От нее пахло ванилью и кокосовой стружкой...

Мария Молчанова
От нее пахло ванилью и кокосовой стружкой. Она пробегала мимо него, к морю, обдавая его сладкой вкусной струей аромата, легко ступая по едва шуршащему песку и вереща от предвкушения прохлады воды. Потом он слышал, как она где-то сзади него играла с подружками в мяч, канючила у матери мороженное и мурлыкала песенки. Но особенно завораживал его именно волшебный сдобный запах.

Он сидел лицом к живой колыхающейся бесконечности, дышащей на него пряным соленым запахом водорослей и медуз, и слушал легкий плеск волн, лижущих берег и бьющихся о волнорезы, вскрики чаек.
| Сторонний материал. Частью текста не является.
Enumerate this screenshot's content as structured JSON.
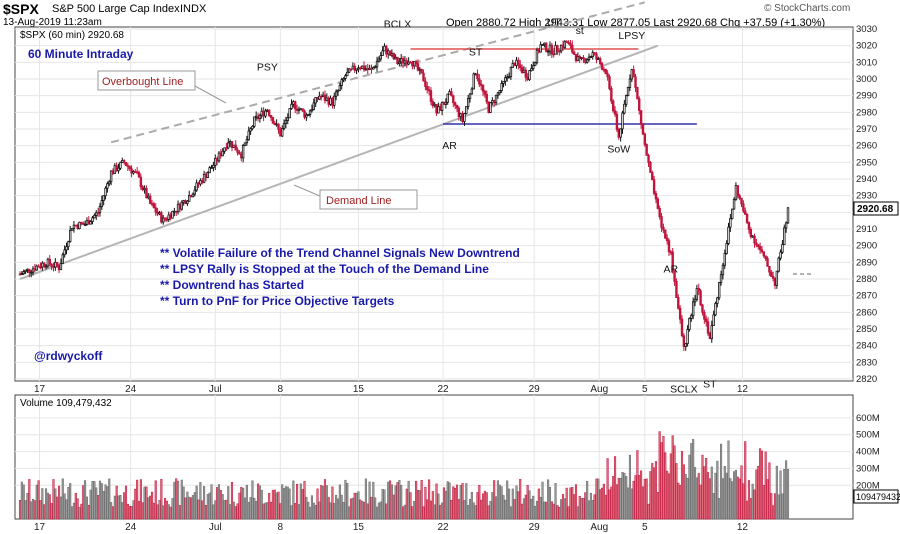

Среди гомона отдыхающих и продавцов горячей кукурузы и прочей снеди его слух выбирал звуки стихии, складывавшиеся внутри него в мелодию.

Третий день его оставляли тут одного с бутылкой лимонада, парой бутербродов и пеленкой от зноя. Они знали, что без трости он никуда не денется, а солнечные ванны были ему полезны. И он наслаждался одиночеством, покоем и запахом незнакомой девочки, все эти три дня приходившей с семьей на этот же пляж. Вечером его забирали в санаторий, предварительно бегло окунув разок-другой в упругую живую толщу, от чего он замирал от восторга и беспомощно размахивал руками и ногами, бултыхаясь. И ему всегда казалось, что это было лучшее воспоминание его детства.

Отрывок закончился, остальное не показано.